Le championnat d'Europe des nations va commencer le 9 juin, en Suisse et en Autriche, les deux pays co-organisateurs, et prolonger la saison de football, qui vient de s'achever pour tous les clubs dans leurs championnats respectifs. Les amateurs de football vont être rivés à leur poste de télévision, fragilisant ainsi la bonne entente conjugale, sans être assurés d'avoir un véritable spectacle digne de ce nom. Outre les problèmes externes, au rang desquels figurent à la fois le comportement des supporters et le nationalisme exacerbé, il y a aussi les problèmes internes que sont notamment les fautes d'arbitrage récurrentes, en raison d'une pression excessive sur les malheureux arbitres, et le jeu souvent hermétique.
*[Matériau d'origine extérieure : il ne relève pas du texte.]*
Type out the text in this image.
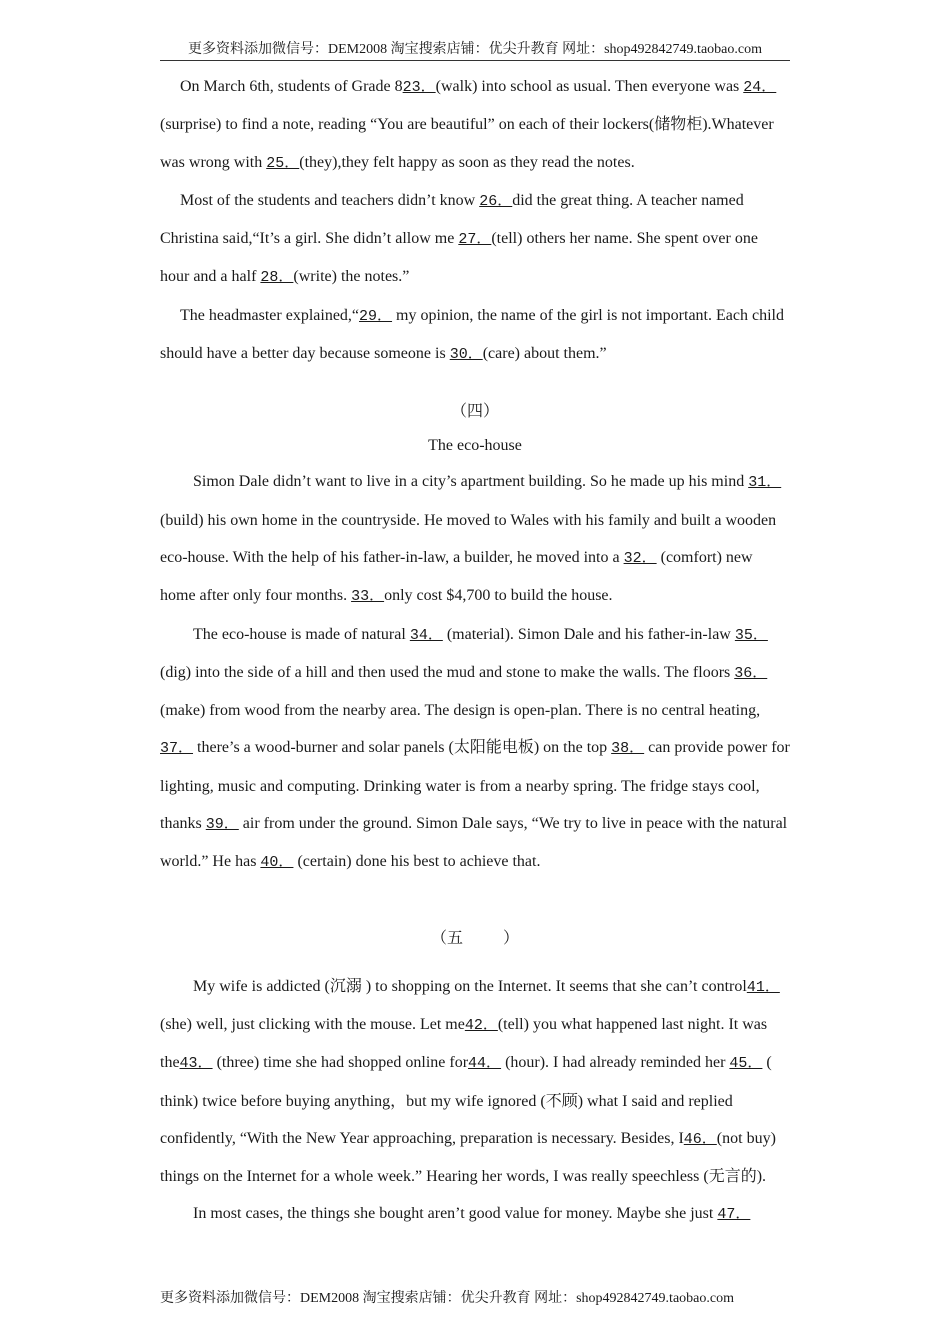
更多资料添加微信号：DEM2008 淘宝搜索店铺：优尖升教育 网址：shop492842749.taobao.com

On March 6th, students of Grade 823．(walk) into school as usual. Then everyone was 24．(surprise) to find a note, reading “You are beautiful” on each of their lockers(储物柜).Whatever was wrong with 25．(they),they felt happy as soon as they read the notes.

Most of the students and teachers didn’t know 26．did the great thing. A teacher named Christina said,“It’s a girl. She didn’t allow me 27．(tell) others her name. She spent over one hour and a half 28．(write) the notes.”

The headmaster explained,“29． my opinion, the name of the girl is not important. Each child should have a better day because someone is 30．(care) about them.”

（四）

The eco-house

Simon Dale didn’t want to live in a city’s apartment building. So he made up his mind 31．(build) his own home in the countryside. He moved to Wales with his family and built a wooden eco-house. With the help of his father-in-law, a builder, he moved into a 32． (comfort) new home after only four months. 33．only cost $4,700 to build the house.

The eco-house is made of natural 34． (material). Simon Dale and his father-in-law 35． (dig) into the side of a hill and then used the mud and stone to make the walls. The floors 36． (make) from wood from the nearby area. The design is open-plan. There is no central heating, 37． there’s a wood-burner and solar panels (太阳能电板) on the top 38． can provide power for lighting, music and computing. Drinking water is from a nearby spring. The fridge stays cool, thanks 39． air from under the ground. Simon Dale says, “We try to live in peace with the natural world.” He has 40． (certain) done his best to achieve that.

（五	）

My wife is addicted (沉溺 ) to shopping on the Internet. It seems that she can’t control41． (she) well, just clicking with the mouse. Let me42．(tell) you what happened last night. It was the43． (three) time she had shopped online for44． (hour). I had already reminded her 45． ( think) twice before buying anything，but my wife ignored (不顾) what I said and replied confidently, “With the New Year approaching, preparation is necessary. Besides, I46．(not buy) things on the Internet for a whole week.” Hearing her words, I was really speechless (无言的).

In most cases, the things she bought aren’t good value for money. Maybe she just 47．

更多资料添加微信号：DEM2008 淘宝搜索店铺：优尖升教育 网址：shop492842749.taobao.com
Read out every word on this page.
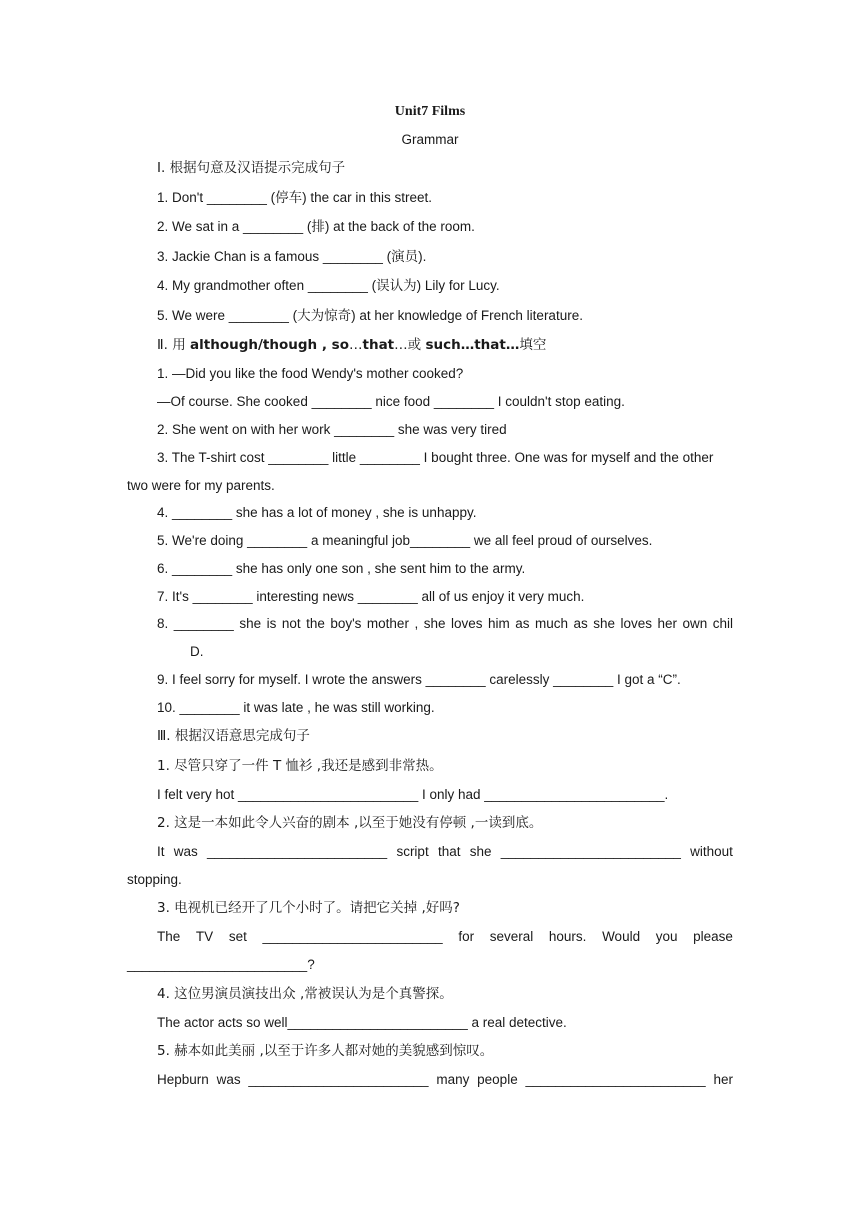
Unit7 Films
Grammar
Ⅰ. 根据句意及汉语提示完成句子
1. Don't ________ (停车) the car in this street.
2. We sat in a ________ (排) at the back of the room.
3. Jackie Chan is a famous ________ (演员).
4. My grandmother often ________ (误认为) Lily for Lucy.
5. We were ________ (大为惊奇) at her knowledge of French literature.
Ⅱ. 用 although/though , so…that…或 such…that…填空
1. —Did you like the food Wendy's mother cooked?
—Of course. She cooked ________ nice food ________ I couldn't stop eating.
2. She went on with her work ________ she was very tired
3. The T-shirt cost ________ little ________ I bought three. One was for myself and the other
two were for my parents.
4. ________ she has a lot of money , she is unhappy.
5. We're doing ________ a meaningful job________ we all feel proud of ourselves.
6. ________ she has only one son , she sent him to the army.
7. It's ________ interesting news ________ all of us enjoy it very much.
8. ________ she is not the boy's mother , she loves him as much as she loves her own chil
D.
9. I feel sorry for myself. I wrote the answers ________ carelessly ________ I got a “C”.
10. ________ it was late , he was still working.
Ⅲ. 根据汉语意思完成句子
1. 尽管只穿了一件 T 恤衫 ,我还是感到非常热。
I felt very hot ________________________ I only had ________________________.
2. 这是一本如此令人兴奋的剧本 ,以至于她没有停顿 ,一读到底。
It was ________________________ script that she ________________________ without
stopping.
3. 电视机已经开了几个小时了。请把它关掉 ,好吗?
The TV set ________________________ for several hours. Would you please
________________________?
4. 这位男演员演技出众 ,常被误认为是个真警探。
The actor acts so well________________________ a real detective.
5. 赫本如此美丽 ,以至于许多人都对她的美貌感到惊叹。
Hepburn was ________________________ many people ________________________ her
Et puis il y a, depuis des lustres désormais, la sinistre épreuve des penalties, lorsque le jeu a été tellement fermé pendant le temps règlementaire, puis au cours des prolongations, que la dernière issue à laquelle les autorités européennes et mondiales du football ont pensé pour départager les finalistes n'est autre que cette espèce d'absurde séance qui relève plus du jeu de quilles ou du tir aux pigeons d'argile que du football. Comment ne pas constater et déplorer cette évolution qui vise essentiellement à préserver les recettes financières des rencontres de haut niveau qui drainent sponsors et publicités ? Autrefois, dans des temps qui ne sont pas totalement immémoriaux, les finales se rejouaient, quelques jours plus tard, et les spectateurs étaient invités à garder leurs billets et pouvaient, ainsi, assister gratuitement à la finale rejouée, qui demeurait une fête populaire. Il n'y avait donc pas de deuxième recette, pas de droits de retransmission télévisée.
Seuls comptaient l'amour du jeu et l'éthique sportive, et le vainqueur était désigné, à la régulière, dans les règles de l'art. Aujourd'hui, il faut aller vite, toujours plus vite, nul ne sait pourquoi, il faut qu'il y ait un vainqueur, un vaincu sur-le-champ, peu importe s'il faut faire cela au 421 ou à la roulette russe. Seule compte la rentabilité. Or ce choix est ennuyeux, peu sportif, peu glorieux et terriblement dissuasif pour le spectateur et le téléspectateur. Tout le monde a en en mémoire la récente finale de la Champions' League, à l'issue de laquelle Manchester United a fini par battre Chelsea, aux penalties, après prolongations, non pas sur une action de jeu, mais à la suite d'une glissade, comme celle de John Terry, qui a donc manqué son tir au but. On se souvient qu'en 2005, la finale entre Liverpool et le Milan A.C., bien que passionnante pendant le temps règlementaire, s'était terminée aussi par une série de penalties, comme le rappelle cette vidéo.
En 1982, déjà, le jeune PSG avait battu l'AS Saint-Etienne aux tirs au but, en finale de la coupe de France de football. On pourra apprécier, sur cette vidéo-là, la mode vestimentaire un peu différente et le temps qui passe, alors que le commentateur de l'époque,Thierry Roland, lui, ne passe pas, décidément pas. Saint-Etienne avait dominé cette finale, mais c'est le hasard qui, une fois encore, a décidé du nom du vainqueur.Les farouches partisans de cette épreuve absurde pourront toujours rétorquer que rejouer un match n'est pas nécessairement une garantie de solution équitable.
En effet, en 1967, Lyon a gagné la finale de la coupe de France. Mais ce que l'on a peut-être oublié, c'est qu'en demi-finale l'OL a été opposé trois fois à Angoulême : le premier match se termina par un 2-2 après prolongations, le deuxième également 2-2 après prolongations et le troisième encore 2-2 après prolongations. Le vainqueur fut désigné, dans les vestiaires, par l'intermédiaire d'un "pile ou face" que l'arbitre organisa entre les deux capitaines Di Nallo, pour Lyon, et Goujon, pour Angoulême, terme tout aussi absurde et incertain que les tirs aux buts. C'est le seul exemple en 41 ans. Peut-être serait-il temps de revenir à cette solution à moins que les instances du football ne trouvent des solutions plus ludiques pour désigner le vainqueur, comme, par exemple, une partie de "ballon-prisonnier" dans la surface de réparation. Un dernier facteur est à prendre en considération. Il s'agit du temps : un match d'une heure et demie auquel s'ajoutent les prolongations et les tirs aux buts, c'est un total qui peut atteindre trois heures, ce qui signifie que la patience et le spectacle sont anéantis.